A Miser, to make sure of his property, sold all that he had and converted it into a great lump of gold, which he hid in a hole in the ground, and went continually to visit and inspect it.

The Miser’s Gold.


The Miser on Guard.

This roused the curiosity of one of his workmen, who, suspecting that there was a treasure, when his master’s back was turned, went to the spot, and stole it away.

What the Miser Didn’t Know.

When the Miser returned and found the place empty, he wept and tore his hair.

But a neighbor who saw him in this extravagant grief, and learned the cause of it, said, “Fret thyself no longer, but take a stone and put it in the same place, and think that it is the lump of gold; for, as you never meant to use it, the one will do you as much good as the other.”
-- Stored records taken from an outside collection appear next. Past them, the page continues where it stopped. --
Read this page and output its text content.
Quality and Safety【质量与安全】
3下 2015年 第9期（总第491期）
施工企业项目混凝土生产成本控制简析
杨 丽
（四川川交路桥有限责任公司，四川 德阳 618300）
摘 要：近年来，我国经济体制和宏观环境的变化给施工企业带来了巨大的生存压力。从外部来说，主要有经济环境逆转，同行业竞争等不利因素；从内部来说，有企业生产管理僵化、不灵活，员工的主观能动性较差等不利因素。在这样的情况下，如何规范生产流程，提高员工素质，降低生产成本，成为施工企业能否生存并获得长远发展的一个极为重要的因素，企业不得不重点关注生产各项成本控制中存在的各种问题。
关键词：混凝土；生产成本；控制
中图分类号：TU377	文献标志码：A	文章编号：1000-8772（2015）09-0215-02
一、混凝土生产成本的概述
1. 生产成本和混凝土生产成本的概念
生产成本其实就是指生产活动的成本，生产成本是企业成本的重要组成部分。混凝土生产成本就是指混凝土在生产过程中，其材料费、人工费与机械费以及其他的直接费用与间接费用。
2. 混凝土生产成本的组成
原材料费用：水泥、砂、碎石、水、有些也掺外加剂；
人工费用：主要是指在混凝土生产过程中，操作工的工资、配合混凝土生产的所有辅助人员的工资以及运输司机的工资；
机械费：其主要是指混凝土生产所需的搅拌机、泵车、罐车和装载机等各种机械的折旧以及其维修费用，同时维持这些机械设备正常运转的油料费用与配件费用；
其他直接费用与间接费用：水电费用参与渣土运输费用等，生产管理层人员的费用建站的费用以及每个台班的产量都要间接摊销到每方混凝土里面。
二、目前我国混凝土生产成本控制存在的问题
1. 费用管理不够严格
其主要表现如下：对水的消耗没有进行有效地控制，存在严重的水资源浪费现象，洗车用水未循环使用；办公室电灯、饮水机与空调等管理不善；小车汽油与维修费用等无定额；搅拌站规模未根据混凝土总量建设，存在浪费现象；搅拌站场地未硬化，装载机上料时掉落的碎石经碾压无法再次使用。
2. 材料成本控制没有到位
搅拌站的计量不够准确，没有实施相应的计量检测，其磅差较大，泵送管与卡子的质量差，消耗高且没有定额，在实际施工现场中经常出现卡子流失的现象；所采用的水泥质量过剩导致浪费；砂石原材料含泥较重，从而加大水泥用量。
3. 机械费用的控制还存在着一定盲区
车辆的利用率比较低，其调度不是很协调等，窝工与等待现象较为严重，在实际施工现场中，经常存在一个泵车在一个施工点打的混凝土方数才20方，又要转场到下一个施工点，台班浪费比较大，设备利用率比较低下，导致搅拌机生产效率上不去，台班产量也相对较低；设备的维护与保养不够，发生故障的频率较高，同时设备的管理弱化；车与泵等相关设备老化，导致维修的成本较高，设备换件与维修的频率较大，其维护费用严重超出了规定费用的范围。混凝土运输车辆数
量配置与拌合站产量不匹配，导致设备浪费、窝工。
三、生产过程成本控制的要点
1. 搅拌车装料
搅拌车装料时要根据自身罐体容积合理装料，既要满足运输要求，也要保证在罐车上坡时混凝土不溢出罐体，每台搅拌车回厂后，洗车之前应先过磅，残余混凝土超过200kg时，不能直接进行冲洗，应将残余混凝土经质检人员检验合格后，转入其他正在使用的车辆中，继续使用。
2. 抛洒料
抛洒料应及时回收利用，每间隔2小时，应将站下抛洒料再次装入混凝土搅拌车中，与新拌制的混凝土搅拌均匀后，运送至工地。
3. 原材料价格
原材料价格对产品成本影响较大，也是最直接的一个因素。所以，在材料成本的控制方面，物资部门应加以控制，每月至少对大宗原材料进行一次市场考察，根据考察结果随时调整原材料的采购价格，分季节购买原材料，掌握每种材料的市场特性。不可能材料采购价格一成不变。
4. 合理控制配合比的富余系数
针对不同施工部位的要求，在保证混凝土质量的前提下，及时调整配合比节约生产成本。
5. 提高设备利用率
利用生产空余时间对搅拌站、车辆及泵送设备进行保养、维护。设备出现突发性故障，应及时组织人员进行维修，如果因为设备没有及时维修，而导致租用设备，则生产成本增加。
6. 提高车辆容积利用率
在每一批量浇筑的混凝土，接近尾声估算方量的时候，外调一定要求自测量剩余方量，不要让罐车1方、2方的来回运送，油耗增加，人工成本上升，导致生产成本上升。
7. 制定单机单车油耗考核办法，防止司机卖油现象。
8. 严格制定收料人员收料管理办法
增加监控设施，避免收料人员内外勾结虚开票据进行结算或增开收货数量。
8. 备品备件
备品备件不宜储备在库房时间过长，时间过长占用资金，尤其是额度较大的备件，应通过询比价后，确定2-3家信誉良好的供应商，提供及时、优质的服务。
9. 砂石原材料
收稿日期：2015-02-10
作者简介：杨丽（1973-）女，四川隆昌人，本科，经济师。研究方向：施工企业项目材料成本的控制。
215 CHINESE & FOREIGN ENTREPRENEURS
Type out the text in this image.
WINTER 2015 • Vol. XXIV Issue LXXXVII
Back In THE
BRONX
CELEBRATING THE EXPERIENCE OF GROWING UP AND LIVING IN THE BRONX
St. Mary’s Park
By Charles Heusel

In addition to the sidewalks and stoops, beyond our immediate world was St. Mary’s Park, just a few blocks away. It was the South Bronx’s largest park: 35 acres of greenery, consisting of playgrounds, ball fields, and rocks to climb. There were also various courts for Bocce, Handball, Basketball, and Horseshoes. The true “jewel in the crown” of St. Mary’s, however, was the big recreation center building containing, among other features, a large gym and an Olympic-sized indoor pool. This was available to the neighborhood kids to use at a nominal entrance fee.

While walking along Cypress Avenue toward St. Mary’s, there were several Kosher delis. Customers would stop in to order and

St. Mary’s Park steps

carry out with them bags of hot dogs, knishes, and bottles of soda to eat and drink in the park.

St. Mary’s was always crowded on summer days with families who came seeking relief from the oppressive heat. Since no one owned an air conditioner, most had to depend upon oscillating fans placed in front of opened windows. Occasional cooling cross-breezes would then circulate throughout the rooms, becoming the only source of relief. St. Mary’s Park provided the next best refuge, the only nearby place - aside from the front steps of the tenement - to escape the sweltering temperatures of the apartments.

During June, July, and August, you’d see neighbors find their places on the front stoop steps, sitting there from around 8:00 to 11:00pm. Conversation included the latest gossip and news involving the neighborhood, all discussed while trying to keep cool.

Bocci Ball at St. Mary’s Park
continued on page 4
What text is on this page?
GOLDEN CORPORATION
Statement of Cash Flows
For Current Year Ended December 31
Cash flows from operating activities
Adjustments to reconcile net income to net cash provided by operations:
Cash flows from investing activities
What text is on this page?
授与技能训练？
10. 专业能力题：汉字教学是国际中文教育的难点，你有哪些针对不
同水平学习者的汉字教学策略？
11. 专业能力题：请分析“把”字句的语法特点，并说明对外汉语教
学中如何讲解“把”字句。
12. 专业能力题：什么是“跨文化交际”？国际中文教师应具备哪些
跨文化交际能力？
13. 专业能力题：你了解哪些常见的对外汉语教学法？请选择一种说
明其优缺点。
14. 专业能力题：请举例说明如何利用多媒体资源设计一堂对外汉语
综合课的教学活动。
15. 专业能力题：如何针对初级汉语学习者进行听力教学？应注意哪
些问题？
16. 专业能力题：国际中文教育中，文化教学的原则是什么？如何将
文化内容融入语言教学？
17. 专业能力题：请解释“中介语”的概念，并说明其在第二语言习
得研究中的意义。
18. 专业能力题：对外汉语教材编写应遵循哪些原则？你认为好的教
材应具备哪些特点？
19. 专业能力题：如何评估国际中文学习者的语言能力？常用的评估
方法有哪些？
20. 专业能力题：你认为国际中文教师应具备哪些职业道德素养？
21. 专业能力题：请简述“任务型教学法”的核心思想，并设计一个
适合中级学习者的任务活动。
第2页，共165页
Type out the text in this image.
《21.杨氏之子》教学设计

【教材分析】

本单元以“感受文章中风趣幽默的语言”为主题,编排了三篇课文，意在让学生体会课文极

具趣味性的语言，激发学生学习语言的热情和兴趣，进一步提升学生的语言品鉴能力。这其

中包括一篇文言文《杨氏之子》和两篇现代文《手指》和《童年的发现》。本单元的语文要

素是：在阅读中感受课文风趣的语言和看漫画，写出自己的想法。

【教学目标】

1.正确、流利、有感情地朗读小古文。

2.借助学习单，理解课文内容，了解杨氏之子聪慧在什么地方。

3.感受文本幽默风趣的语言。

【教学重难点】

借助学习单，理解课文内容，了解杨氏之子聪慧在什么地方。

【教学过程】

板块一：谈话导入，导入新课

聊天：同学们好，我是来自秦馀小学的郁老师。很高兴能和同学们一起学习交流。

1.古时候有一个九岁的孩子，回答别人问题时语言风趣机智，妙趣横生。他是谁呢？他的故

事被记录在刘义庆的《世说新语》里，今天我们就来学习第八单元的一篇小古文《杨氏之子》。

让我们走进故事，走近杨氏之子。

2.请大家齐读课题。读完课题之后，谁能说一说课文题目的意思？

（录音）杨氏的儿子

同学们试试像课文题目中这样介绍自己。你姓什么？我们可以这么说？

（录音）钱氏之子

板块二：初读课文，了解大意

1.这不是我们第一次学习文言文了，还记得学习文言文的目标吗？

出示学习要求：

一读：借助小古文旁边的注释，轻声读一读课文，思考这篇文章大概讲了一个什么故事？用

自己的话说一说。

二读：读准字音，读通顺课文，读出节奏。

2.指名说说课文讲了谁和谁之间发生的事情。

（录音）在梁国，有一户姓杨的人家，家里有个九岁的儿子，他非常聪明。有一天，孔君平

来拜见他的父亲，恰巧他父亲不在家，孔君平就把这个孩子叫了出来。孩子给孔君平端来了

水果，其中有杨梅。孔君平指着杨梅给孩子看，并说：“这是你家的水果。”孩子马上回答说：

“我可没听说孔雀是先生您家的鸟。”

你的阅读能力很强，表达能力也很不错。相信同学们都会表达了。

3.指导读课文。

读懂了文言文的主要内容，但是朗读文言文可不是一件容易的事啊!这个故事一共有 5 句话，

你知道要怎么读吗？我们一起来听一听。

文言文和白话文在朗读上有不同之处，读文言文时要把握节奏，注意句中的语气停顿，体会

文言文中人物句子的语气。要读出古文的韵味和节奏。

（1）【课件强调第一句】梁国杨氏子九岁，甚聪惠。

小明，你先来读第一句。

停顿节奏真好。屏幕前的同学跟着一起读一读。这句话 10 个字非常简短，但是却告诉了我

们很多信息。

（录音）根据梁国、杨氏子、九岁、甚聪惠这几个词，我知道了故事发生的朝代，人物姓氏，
Moral: Enjoy your life and whatever you have while you have it, for tomorrow may never come.


Born a slave in the age of Pharaohs, Aesopus, between the 5th and 6th century before Christ, experienced the life of Wise Men and Prose. Freed from slavery, he travelled through Corinth, Athens, and Delphi making the politics and morals of the day his study, using his imagination through the written word and the recitation of his parables known the world round as Aesop’s Fables. In Delphi, Aesopus was murdered for speaking in public what he felt was true.